Tunneling traffic securely from the internet to a private Kubernetes cluster can be tricky—especially if your cluster runs in a restricted or local network environment. In this guide, I’ll show you how I used WireGuard and a VPS to expose services running in a Kubernetes cluster to the public internet.

Requirement

You will need:

  • Your working Kubernetes cluster
  • A VPS with a public IP address (a good free VPS is oracle free tier)

Step 1: Wireguard setup

We’ll use WireGuard WireGuard to tunnel traffic from the VPS (which is internet-accessible) to the private Kubernetes node. to tunnel traffic from the VPS (which is internet-accessible) to the private Kubernetes node.

First, install WireGuard on both your VPS and the Kubernetes server.

If you are comfortable with ansible, you can also use this playbook.

On the VPS, create a WireGuard configuration file like this:

[Interface]
Address = 10.69.0.1/16
ListenPort = 51820
PrivateKey = <Vps privateKey>

# packet forwarding
PreUp = sysctl -w net.ipv4.ip_forward=1

# MASQUERADE
PreUp = iptables -t nat -A POSTROUTING -o wg0 -j MASQUERADE
PostDown = iptables -t nat -D POSTROUTING -o wg0 -j MASQUERADE

# port forwarding
PreUp = iptables -t nat -A PREROUTING -i ens3 -p tcp --dport 80 -j DNAT --to-destination 10.69.1.1:80
PreUp = iptables -t nat -A PREROUTING -i ens3 -p tcp --dport 443 -j DNAT --to-destination 10.69.1.1:443
PostDown = iptables -t nat -D PREROUTING -i ens3 -p tcp --dport 443 -j DNAT --to-destination 10.69.1.1:443
PostDown = iptables -t nat -D PREROUTING -i ens3 -p tcp --dport 80 -j DNAT --to-destination 10.69.1.1:80

[Peer]
PublicKey = <Kubernetes server publicKey>
AllowedIPs = 10.69.1.1, 10.69.0.2

Double-check your configuration and adjust the iptables rules to match your environment—specifically, update the interface name if it differs.

On the Kubernetes server, use the following configuration:

[Interface]
PrivateKey = <Kubernetes server privateKey>
Address = 10.69.0.2/16

[Peer]
PublicKey = <Vps publicKey>
Endpoint = <VPS IP>:51820
AllowedIPs = 10.69.0.1
PersistentKeepalive = 25

Finally, check your firewall rules and ensure that incoming traffic is allowed on ports 80 and 443.

Step 2: Kubernetes setup

Install MetalLB and create an IP address pool using Helm (or kubectl).
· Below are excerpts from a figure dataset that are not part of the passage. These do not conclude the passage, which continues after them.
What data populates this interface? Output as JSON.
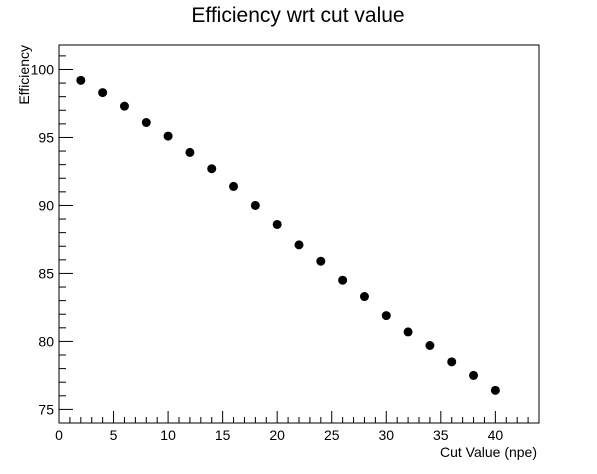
{
  "chart_data": {
    "type": "scatter",
    "title": "Efficiency wrt cut value",
    "xlabel": "Cut Value (npe)",
    "ylabel": "Efficiency",
    "xlim": [
      0,
      44
    ],
    "ylim": [
      74,
      101.8
    ],
    "x_ticks": [
      0,
      5,
      10,
      15,
      20,
      25,
      30,
      35,
      40
    ],
    "y_ticks": [
      75,
      80,
      85,
      90,
      95,
      100
    ],
    "x_minor_step": 1,
    "y_minor_step": 1,
    "grid": false,
    "legend": "none",
    "marker_color": "#000000",
    "series": [
      {
        "x": [
          2,
          4,
          6,
          8,
          10,
          12,
          14,
          16,
          18,
          20,
          22,
          24,
          26,
          28,
          30,
          32,
          34,
          36,
          38,
          40
        ],
        "y": [
          99.2,
          98.3,
          97.3,
          96.1,
          95.1,
          93.9,
          92.7,
          91.4,
          90.0,
          88.6,
          87.1,
          85.9,
          84.5,
          83.3,
          81.9,
          80.7,
          79.7,
          78.5,
          77.5,
          76.4
        ]
      }
    ]
  }
}
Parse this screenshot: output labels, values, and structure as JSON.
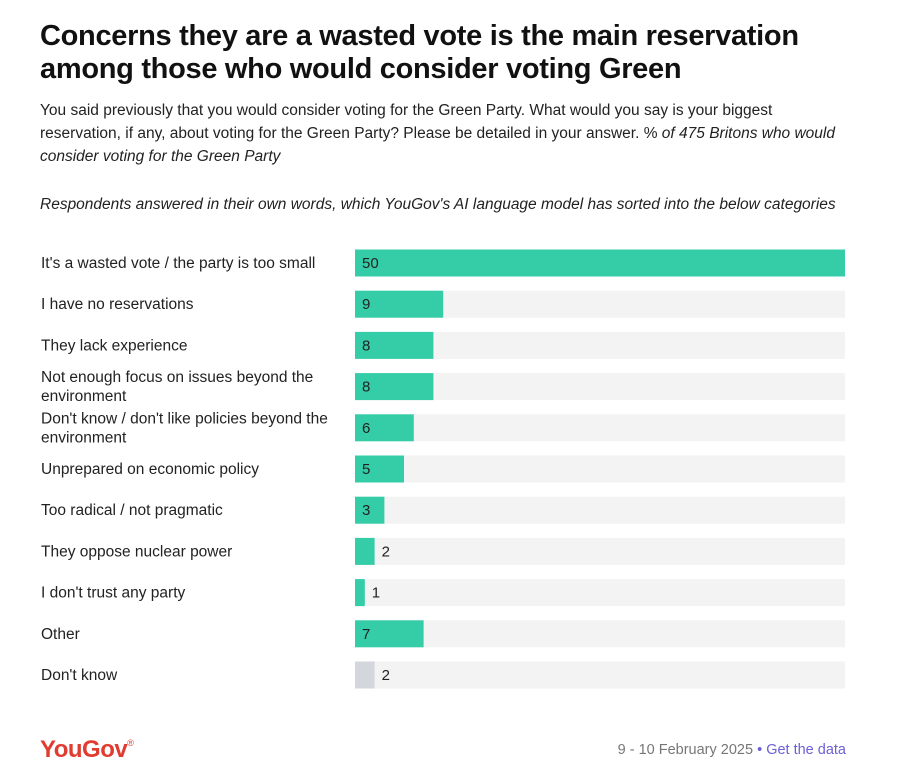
{
  "header": {
    "title_line1": "Concerns they are a wasted vote is the main reservation",
    "title_line2": "among those who would consider voting Green",
    "subtitle": "You said previously that you would consider voting for the Green Party. What would you say is your biggest reservation, if any, about voting for the Green Party? Please be detailed in your answer. % of 475 Britons who would consider voting for the Green Party",
    "subtitle_plain": "You said previously that you would consider voting for the Green Party. What would you say is your biggest reservation, if any, about voting for the Green Party? Please be detailed in your answer. % ",
    "subtitle_italic": "of 475 Britons who would consider voting for the Green Party",
    "note": "Respondents answered in their own words, which YouGov's AI language model has sorted into the below categories"
  },
  "chart_data": {
    "type": "bar",
    "orientation": "horizontal",
    "categories": [
      "It's a wasted vote / the party is too small",
      "I have no reservations",
      "They lack experience",
      "Not enough focus on issues beyond the environment",
      "Don't know / don't like policies beyond the environment",
      "Unprepared on economic policy",
      "Too radical / not pragmatic",
      "They oppose nuclear power",
      "I don't trust any party",
      "Other",
      "Don't know"
    ],
    "values": [
      50,
      9,
      8,
      8,
      6,
      5,
      3,
      2,
      1,
      7,
      2
    ],
    "xlim": [
      0,
      50
    ],
    "unit": "%",
    "grid": false,
    "colors": {
      "bar": "#35cca8",
      "bar_dont_know": "#d3d6dc",
      "track": "#f3f3f3",
      "label": "#222222",
      "value_inside": "#222222"
    }
  },
  "footer": {
    "brand": "YouGov",
    "date": "9 - 10 February 2025",
    "separator": "•",
    "link_label": "Get the data"
  }
}
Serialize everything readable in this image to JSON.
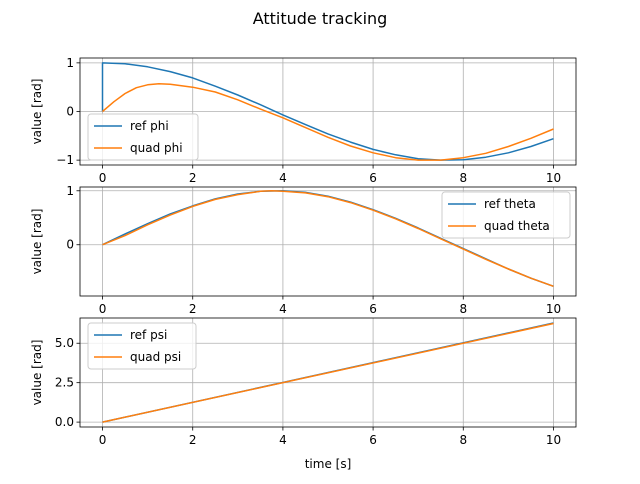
{
  "figure": {
    "title": "Attitude tracking",
    "xlabel": "time [s]"
  },
  "chart_data": [
    {
      "type": "line",
      "ylabel": "value [rad]",
      "xlim": [
        -0.5,
        10.5
      ],
      "ylim": [
        -1.1,
        1.1
      ],
      "xticks": [
        0,
        2,
        4,
        6,
        8,
        10
      ],
      "yticks": [
        -1,
        0,
        1
      ],
      "ytick_labels": [
        "−1",
        "0",
        "1"
      ],
      "grid": true,
      "legend": "bottom-left",
      "colors": {
        "ref": "#1f77b4",
        "quad": "#ff7f0e"
      },
      "series": [
        {
          "name": "ref phi",
          "x": [
            0,
            0,
            0.5,
            1,
            1.5,
            2,
            2.5,
            3,
            3.5,
            4,
            4.5,
            5,
            5.5,
            6,
            6.5,
            7,
            7.5,
            8,
            8.5,
            9,
            9.5,
            10
          ],
          "y": [
            0,
            1,
            0.98,
            0.92,
            0.82,
            0.69,
            0.52,
            0.34,
            0.14,
            -0.07,
            -0.27,
            -0.46,
            -0.63,
            -0.78,
            -0.89,
            -0.97,
            -1.0,
            -0.99,
            -0.94,
            -0.85,
            -0.72,
            -0.56
          ]
        },
        {
          "name": "quad phi",
          "x": [
            0,
            0.25,
            0.5,
            0.75,
            1,
            1.25,
            1.5,
            2,
            2.5,
            3,
            3.5,
            4,
            4.5,
            5,
            5.5,
            6,
            6.5,
            7,
            7.5,
            8,
            8.5,
            9,
            9.5,
            10
          ],
          "y": [
            0,
            0.2,
            0.37,
            0.49,
            0.55,
            0.57,
            0.56,
            0.5,
            0.4,
            0.24,
            0.05,
            -0.13,
            -0.33,
            -0.53,
            -0.71,
            -0.85,
            -0.95,
            -1.0,
            -1.0,
            -0.95,
            -0.86,
            -0.72,
            -0.55,
            -0.36
          ]
        }
      ]
    },
    {
      "type": "line",
      "ylabel": "value [rad]",
      "xlim": [
        -0.5,
        10.5
      ],
      "ylim": [
        -0.95,
        1.07
      ],
      "xticks": [
        0,
        2,
        4,
        6,
        8,
        10
      ],
      "yticks": [
        0,
        1
      ],
      "ytick_labels": [
        "0",
        "1"
      ],
      "grid": true,
      "legend": "top-right",
      "colors": {
        "ref": "#1f77b4",
        "quad": "#ff7f0e"
      },
      "series": [
        {
          "name": "ref theta",
          "x": [
            0,
            0.5,
            1,
            1.5,
            2,
            2.5,
            3,
            3.5,
            4,
            4.5,
            5,
            5.5,
            6,
            6.5,
            7,
            7.5,
            8,
            8.5,
            9,
            9.5,
            10
          ],
          "y": [
            0,
            0.2,
            0.39,
            0.57,
            0.72,
            0.85,
            0.94,
            0.99,
            1.0,
            0.97,
            0.9,
            0.79,
            0.65,
            0.49,
            0.31,
            0.12,
            -0.07,
            -0.26,
            -0.45,
            -0.62,
            -0.77
          ]
        },
        {
          "name": "quad theta",
          "x": [
            0,
            0.5,
            1,
            1.5,
            2,
            2.5,
            3,
            3.5,
            3.75,
            4,
            4.5,
            5,
            5.5,
            6,
            6.5,
            7,
            7.5,
            8,
            8.5,
            9,
            9.5,
            10
          ],
          "y": [
            0,
            0.17,
            0.37,
            0.55,
            0.71,
            0.84,
            0.93,
            0.99,
            1.0,
            0.99,
            0.96,
            0.89,
            0.78,
            0.64,
            0.48,
            0.3,
            0.11,
            -0.08,
            -0.27,
            -0.45,
            -0.62,
            -0.77
          ]
        }
      ]
    },
    {
      "type": "line",
      "ylabel": "value [rad]",
      "xlim": [
        -0.5,
        10.5
      ],
      "ylim": [
        -0.31,
        6.6
      ],
      "xticks": [
        0,
        2,
        4,
        6,
        8,
        10
      ],
      "xtick_labels": [
        "0",
        "2",
        "4",
        "6",
        "8",
        "10"
      ],
      "yticks": [
        0,
        2.5,
        5
      ],
      "ytick_labels": [
        "0.0",
        "2.5",
        "5.0"
      ],
      "grid": true,
      "legend": "top-left",
      "colors": {
        "ref": "#1f77b4",
        "quad": "#ff7f0e"
      },
      "series": [
        {
          "name": "ref psi",
          "x": [
            0,
            10
          ],
          "y": [
            0,
            6.28
          ]
        },
        {
          "name": "quad psi",
          "x": [
            0,
            10
          ],
          "y": [
            0,
            6.25
          ]
        }
      ]
    }
  ]
}
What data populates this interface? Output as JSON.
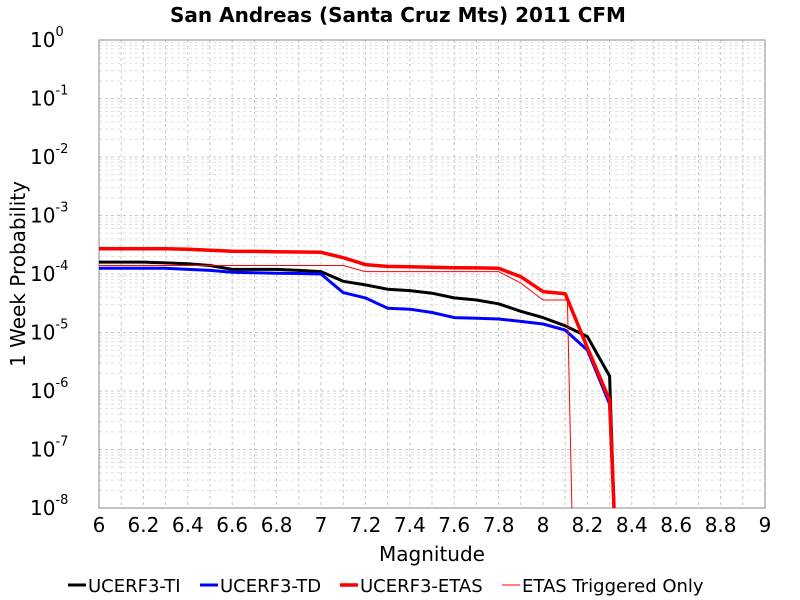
{
  "chart_data": {
    "type": "line",
    "title": "San Andreas (Santa Cruz Mts) 2011 CFM",
    "xlabel": "Magnitude",
    "ylabel": "1 Week Probability",
    "xlim": [
      6,
      9
    ],
    "ylim": [
      1e-08,
      1
    ],
    "y_scale": "log",
    "grid": true,
    "legend_position": "bottom",
    "x_ticks": [
      "6",
      "6.2",
      "6.4",
      "6.6",
      "6.8",
      "7",
      "7.2",
      "7.4",
      "7.6",
      "7.8",
      "8",
      "8.2",
      "8.4",
      "8.6",
      "8.8",
      "9"
    ],
    "y_ticks": [
      {
        "base": "10",
        "exp": "0"
      },
      {
        "base": "10",
        "exp": "-1"
      },
      {
        "base": "10",
        "exp": "-2"
      },
      {
        "base": "10",
        "exp": "-3"
      },
      {
        "base": "10",
        "exp": "-4"
      },
      {
        "base": "10",
        "exp": "-5"
      },
      {
        "base": "10",
        "exp": "-6"
      },
      {
        "base": "10",
        "exp": "-7"
      },
      {
        "base": "10",
        "exp": "-8"
      }
    ],
    "series": [
      {
        "name": "UCERF3-TI",
        "color": "#000000",
        "width": 3,
        "x": [
          6.0,
          6.1,
          6.2,
          6.3,
          6.4,
          6.5,
          6.6,
          6.7,
          6.8,
          6.9,
          7.0,
          7.1,
          7.2,
          7.3,
          7.4,
          7.5,
          7.6,
          7.7,
          7.8,
          7.9,
          8.0,
          8.1,
          8.2,
          8.3,
          8.32
        ],
        "y": [
          0.00016,
          0.00016,
          0.00016,
          0.000155,
          0.00015,
          0.00014,
          0.00012,
          0.00012,
          0.00012,
          0.000115,
          0.00011,
          7.5e-05,
          6.5e-05,
          5.5e-05,
          5.2e-05,
          4.7e-05,
          3.9e-05,
          3.6e-05,
          3.1e-05,
          2.3e-05,
          1.8e-05,
          1.3e-05,
          8.5e-06,
          1.8e-06,
          1e-08
        ]
      },
      {
        "name": "UCERF3-TD",
        "color": "#0000ff",
        "width": 3,
        "x": [
          6.0,
          6.1,
          6.2,
          6.3,
          6.4,
          6.5,
          6.6,
          6.7,
          6.8,
          6.9,
          7.0,
          7.1,
          7.2,
          7.3,
          7.4,
          7.5,
          7.6,
          7.7,
          7.8,
          7.9,
          8.0,
          8.1,
          8.2,
          8.3,
          8.32
        ],
        "y": [
          0.000125,
          0.000125,
          0.000125,
          0.000125,
          0.00012,
          0.000115,
          0.000107,
          0.000105,
          0.000103,
          0.000102,
          0.0001,
          4.8e-05,
          3.9e-05,
          2.6e-05,
          2.5e-05,
          2.2e-05,
          1.8e-05,
          1.75e-05,
          1.7e-05,
          1.55e-05,
          1.4e-05,
          1.1e-05,
          5e-06,
          6e-07,
          1e-08
        ]
      },
      {
        "name": "UCERF3-ETAS",
        "color": "#ff0000",
        "width": 3.5,
        "x": [
          6.0,
          6.1,
          6.2,
          6.3,
          6.4,
          6.5,
          6.6,
          6.7,
          6.8,
          6.9,
          7.0,
          7.1,
          7.2,
          7.3,
          7.4,
          7.5,
          7.6,
          7.7,
          7.8,
          7.9,
          8.0,
          8.1,
          8.2,
          8.3,
          8.32
        ],
        "y": [
          0.00027,
          0.00027,
          0.00027,
          0.00027,
          0.000265,
          0.000255,
          0.000245,
          0.000243,
          0.00024,
          0.000238,
          0.000235,
          0.00019,
          0.000145,
          0.000135,
          0.000133,
          0.00013,
          0.000128,
          0.000127,
          0.000125,
          9e-05,
          5e-05,
          4.6e-05,
          5.5e-06,
          7e-07,
          1e-08
        ]
      },
      {
        "name": "ETAS Triggered Only",
        "color": "#ff0000",
        "width": 1,
        "x": [
          6.0,
          6.1,
          6.2,
          6.3,
          6.4,
          6.5,
          6.6,
          6.7,
          6.8,
          6.9,
          7.0,
          7.1,
          7.2,
          7.3,
          7.4,
          7.5,
          7.6,
          7.7,
          7.8,
          7.9,
          8.0,
          8.1,
          8.11,
          8.13
        ],
        "y": [
          0.00014,
          0.00014,
          0.00014,
          0.00014,
          0.00014,
          0.00014,
          0.00014,
          0.00014,
          0.00014,
          0.00014,
          0.00014,
          0.00014,
          0.00011,
          0.00011,
          0.00011,
          0.00011,
          0.00011,
          0.00011,
          0.00011,
          7e-05,
          3.6e-05,
          3.6e-05,
          3.6e-05,
          1e-08
        ]
      }
    ]
  }
}
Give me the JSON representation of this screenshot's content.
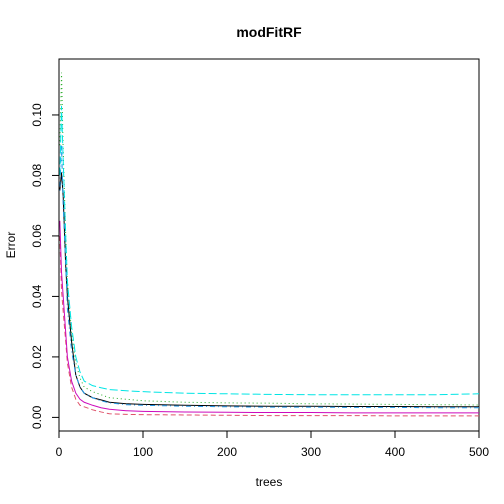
{
  "chart_data": {
    "type": "line",
    "title": "modFitRF",
    "xlabel": "trees",
    "ylabel": "Error",
    "xlim": [
      0,
      500
    ],
    "ylim": [
      -0.0045,
      0.1185
    ],
    "xticks": [
      0,
      100,
      200,
      300,
      400,
      500
    ],
    "xtick_labels": [
      "0",
      "100",
      "200",
      "300",
      "400",
      "500"
    ],
    "yticks": [
      0.0,
      0.02,
      0.04,
      0.06,
      0.08,
      0.1
    ],
    "ytick_labels": [
      "0.00",
      "0.02",
      "0.04",
      "0.06",
      "0.08",
      "0.10"
    ],
    "grid": false,
    "legend": "none",
    "series": [
      {
        "color": "#000000",
        "dash": "solid",
        "x": [
          1,
          3,
          5,
          8,
          10,
          15,
          20,
          25,
          30,
          40,
          50,
          60,
          80,
          100,
          150,
          200,
          250,
          300,
          350,
          400,
          450,
          500
        ],
        "y": [
          0.075,
          0.081,
          0.073,
          0.05,
          0.04,
          0.025,
          0.014,
          0.01,
          0.008,
          0.0065,
          0.0058,
          0.005,
          0.0045,
          0.0043,
          0.004,
          0.0038,
          0.0037,
          0.0037,
          0.0036,
          0.0036,
          0.0035,
          0.0035
        ]
      },
      {
        "color": "#DF536B",
        "dash": "dashed",
        "x": [
          1,
          3,
          5,
          8,
          10,
          15,
          20,
          25,
          30,
          40,
          50,
          60,
          80,
          100,
          150,
          200,
          250,
          300,
          350,
          400,
          450,
          500
        ],
        "y": [
          0.06,
          0.042,
          0.035,
          0.025,
          0.018,
          0.01,
          0.006,
          0.004,
          0.0035,
          0.0025,
          0.0018,
          0.0012,
          0.001,
          0.0009,
          0.0008,
          0.0007,
          0.0006,
          0.0006,
          0.0006,
          0.0005,
          0.0005,
          0.0005
        ]
      },
      {
        "color": "#22AA22",
        "dash": "dotted",
        "x": [
          1,
          3,
          5,
          8,
          10,
          15,
          20,
          25,
          30,
          40,
          50,
          60,
          80,
          100,
          150,
          200,
          250,
          300,
          350,
          400,
          450,
          500
        ],
        "y": [
          0.09,
          0.114,
          0.088,
          0.06,
          0.045,
          0.028,
          0.018,
          0.013,
          0.01,
          0.0085,
          0.0075,
          0.0065,
          0.006,
          0.0055,
          0.005,
          0.0048,
          0.0047,
          0.0045,
          0.0044,
          0.0043,
          0.0042,
          0.0041
        ]
      },
      {
        "color": "#2297E6",
        "dash": "dotdash",
        "x": [
          1,
          3,
          5,
          8,
          10,
          15,
          20,
          25,
          30,
          40,
          50,
          60,
          80,
          100,
          150,
          200,
          250,
          300,
          350,
          400,
          450,
          500
        ],
        "y": [
          0.075,
          0.09,
          0.07,
          0.05,
          0.036,
          0.022,
          0.014,
          0.01,
          0.008,
          0.0065,
          0.0055,
          0.0048,
          0.0042,
          0.004,
          0.0037,
          0.0035,
          0.0034,
          0.0034,
          0.0033,
          0.0033,
          0.0032,
          0.0032
        ]
      },
      {
        "color": "#00E5E5",
        "dash": "longdash",
        "x": [
          1,
          3,
          5,
          8,
          10,
          15,
          20,
          25,
          30,
          40,
          50,
          60,
          80,
          100,
          150,
          200,
          250,
          300,
          350,
          400,
          450,
          500
        ],
        "y": [
          0.08,
          0.103,
          0.085,
          0.06,
          0.045,
          0.03,
          0.02,
          0.015,
          0.012,
          0.0105,
          0.0098,
          0.0092,
          0.0088,
          0.0085,
          0.008,
          0.0078,
          0.0076,
          0.0075,
          0.0075,
          0.0075,
          0.0075,
          0.0078
        ]
      },
      {
        "color": "#CD0BBC",
        "dash": "solid",
        "x": [
          1,
          3,
          5,
          8,
          10,
          15,
          20,
          25,
          30,
          40,
          50,
          60,
          80,
          100,
          150,
          200,
          250,
          300,
          350,
          400,
          450,
          500
        ],
        "y": [
          0.065,
          0.048,
          0.04,
          0.028,
          0.02,
          0.012,
          0.008,
          0.006,
          0.005,
          0.004,
          0.0032,
          0.0027,
          0.0022,
          0.002,
          0.0018,
          0.0017,
          0.0016,
          0.0016,
          0.0015,
          0.0015,
          0.0015,
          0.0015
        ]
      }
    ]
  }
}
I like to use helmfiles and mettallb-config for advanced configuration like this one.

#mettallb-config values
extraDeploy:
  - |
    apiVersion: metallb.io/v1beta1
    kind: IPAddressPool
    metadata:
      name: ippool-wireguard
      namespace: metallb
    spec:
      addresses:
        - 10.69.1.0/24
      autoAssign: true
      avoidBuggyIPs: true
  - |
    apiVersion: metallb.io/v1beta1
    kind: L2Advertisement
    metadata:
      name: default
      namespace: metallb
    spec:
      ipAddressPools:
        - ippool-wireguard

This sets up a static IP range (10.69.1.0/24) for MetalLB to assign to services.

Install an ingress controller such as ingress-nginx and configure it to use a static IP from MetalLB:

#ingress-nginx values
controller:
    ...
    service:
    ...
    annotations:
        metallb.universe.tf/loadBalancerIPs: 10.69.1.1  

This binds your ingress controller’s service to the IP 10.69.1.1, which the VPS is already routing traffic to via WireGuard.